LONDON   -  Having had a winning start to the tournament, both India and Australia will eye for early supremacy, as they take on each other in the 14th match of the ICC Men’s Cricket World Cup 2019 at The Oval.

Australia’s famed never-say-die spirit once again came to the fore, when they staged a remarkable comeback against West Indies at Trent Bridge on Thursday. Nathan Coulter-Nile, who had an ODI average of 12.83 before Thursday, stunned West Indies with a 60-ball 92 to lift Australia from the depths of 38/4, with Steve Smith and Alex Carey, too, making laudable contributions.

Then, Mitchell Starc - the Player of the Tournament in the 2015 edition - snuffed out a tough West Indies fightback during the chase to finish with five wickets and deliver a 15-run win. Now, Australia once again meet the opposition against whom they began their remarkable ODI turnaround earlier this year - India.

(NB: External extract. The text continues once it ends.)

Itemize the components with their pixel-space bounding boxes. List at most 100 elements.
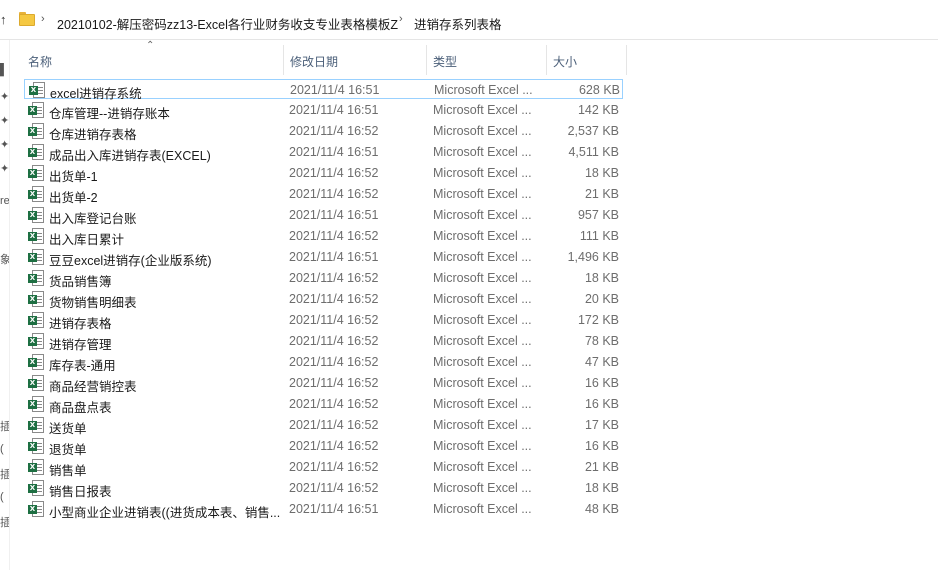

Their opponents are riding their own wave of confidence, having announced themselves with a convincing victory against South Africa on Wednesday. The spin duo of Kuldeep Yadav and Yuzvendra Chahal, who wiped out half the South African line-up between them, might once again be a decisive factor. While Rohit Sharma seemed back in touch with his gritty century, KL Rahul’s resistance during a tough period of play must be heartening for team management.

Shikhar Dhawan and Virat Kohli might’ve failed in their first outing, but their track record against Australia, and the current form of Starc and Cummins, surely builds up towards an exciting contest.

Having done very little of note since arriving in England, the Indian captain will be keen to show his might against the quality Australia’s attack. Kohli, the top-ranked batsman in the ICC ODI Rankings, has always produced his best against the five-time world champions, and will be raring to do so once again at the biggest stage.

Kohli’s equal in the opposition camp, Steve Smith was chiefly responsible for ending India’s World Cup campaign in the 2015 edition, when he made a century against them in the semi-final. The right-hander averages in excess of 50 against India, starkly ahead of his career average of 41.92. With his imperious wrist-work, Smith has his own way of countering spin bowling, and will be a key batsman for Australia in the middle overs.

A few isolated showers might be expected in the afternoon on an otherwise fine day with sunny spells throughout. Batting second has proved to be difficult at The Oval in this tournament so far, which makes the toss a crucial aspect. Dryness, and large square boundaries, might well bring the spinners into play.

Australia Aaron Finch plans to fire up his pace attack to put India under immediate pressure. “Having played India so much recently, we sometimes let Virat get off to a bit of a flier and let them get off the hook early,” said Finch.

“Once he gets into a rhythm he’s so hard to stop and you can’t afford to play catch up against great players and Rohit is the same. He’s so destructive when he starts to really put the pressure on you. You can’t afford to give them too much freedom but we can’t focus on just two players either, look at the rest of their batting line up. Those first ten or 15 balls it’s about making them take a risk and early wickets will be a real key.”

“Winning those last three games in India gave us some self-belief we can beat this side in their home conditions and that gives us real confidence coming into a game like this. It comes down to seizing the key moments. You have to believe you can beat them, because they are a world-class side with some all-time great players.”

“We’ve done our due diligence on every bowler but Bumrah’s obviously world class and he’s had a lot of success in the last 18 months,” added Finch. “All the guys are as well prepared mentally and tactically as they can be face everything we expect from them, they’ll be no surprises.